Does Apple know how to use its money better than the U.S. federal government?

“The New York Times reported on Saturday that Apple lowers its tax bill with various tax moves that involve using offices in lower tax regimes,” Elizabeth MacDonald reports for FOXBusiness. “Using analysis from a former Treasury economist, the New York Times reported that Apple ‘paid cash taxes of $3.3 billion around the world on its reported profits of $34.2 billion last year, a tax rate of 9.8%.’ The article goes on to say that Apple’s federal tax bill likely would have been $2.4 billion higher last year without these moves.”
“But using Apple’s corporate accounting profit to arrive at its effective global rate of 9.8% is dubious because profit figures are different numbers versus the taxable income figures companies report to the Internal Revenue Service,” MacDonald reports. “A look at Apple’s filings with the Securities and Exchange Commission shows the more appropriate effective rate for Apple is likely more than double the 9.8% effective rate the Times reported. Apple already reports in its filings that its global effective rate for both 2011 and 2010 is 24%, and its effective U.S. federal rate is likely 20.1%. Moreover, its global effective rate for 2009 was 31.8%.”
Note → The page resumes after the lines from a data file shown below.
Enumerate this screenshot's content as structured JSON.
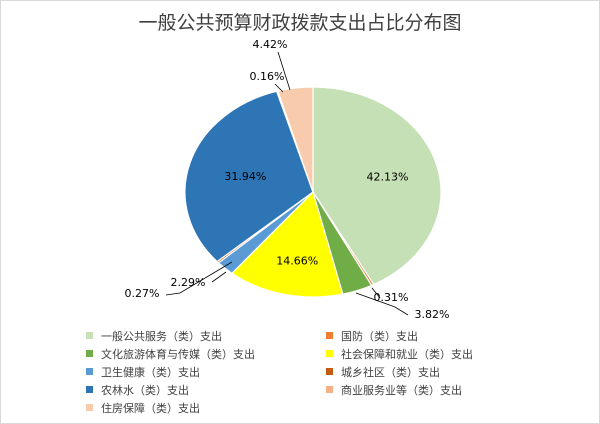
{
  "chart_data": {
    "type": "pie",
    "title": "一般公共预算财政拨款支出占比分布图",
    "slices": [
      {
        "name": "一般公共服务（类）支出",
        "value": 42.13,
        "label": "42.13%",
        "color": "#c5e0b4"
      },
      {
        "name": "国防（类）支出",
        "value": 0.31,
        "label": "0.31%",
        "color": "#ed7d31"
      },
      {
        "name": "文化旅游体育与传媒（类）支出",
        "value": 3.82,
        "label": "3.82%",
        "color": "#70ad47"
      },
      {
        "name": "社会保障和就业（类）支出",
        "value": 14.66,
        "label": "14.66%",
        "color": "#ffff00"
      },
      {
        "name": "卫生健康（类）支出",
        "value": 2.29,
        "label": "2.29%",
        "color": "#5b9bd5"
      },
      {
        "name": "城乡社区（类）支出",
        "value": 0.27,
        "label": "0.27%",
        "color": "#c55a11"
      },
      {
        "name": "农林水（类）支出",
        "value": 31.94,
        "label": "31.94%",
        "color": "#2e75b6"
      },
      {
        "name": "商业服务业等（类）支出",
        "value": 0.16,
        "label": "0.16%",
        "color": "#f4b183"
      },
      {
        "name": "住房保障（类）支出",
        "value": 4.42,
        "label": "4.42%",
        "color": "#f8cbad"
      }
    ],
    "legend_position": "bottom"
  }
}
MacDonald writes, “The story [also] doesn’t note how the U.S. government gave tens of billions of dollars in tax breaks to American International Group, Citigroup and Bank of America in order to bail them out for their reckless bets in the marketplace. The more important debate is this: does Apple know better what to do with its money than the federal government, which has recklessly blown money on bankrupt companies like Solyndra and lavish junkets for the General Services Administration? A government that launched policies that blew out the balance sheets at the bankrupt Fannie Mae and Freddie Mac, two off balance sheet hedge funds the US taxpayer now owns, with more than $150 billion net so far chucked in that hole?”

MacDonald asks, “Would it be cheaper and better for job growth for the U.S. to have a pro-growth tax and regulatory regime to attract back home up to $700 billion Moody’s Investors Services estimates companies have parked offshore, versus the government spending money on things like the White House’s $753.2 billion stimulus, that didn’t move the needle much on the jobless rate?”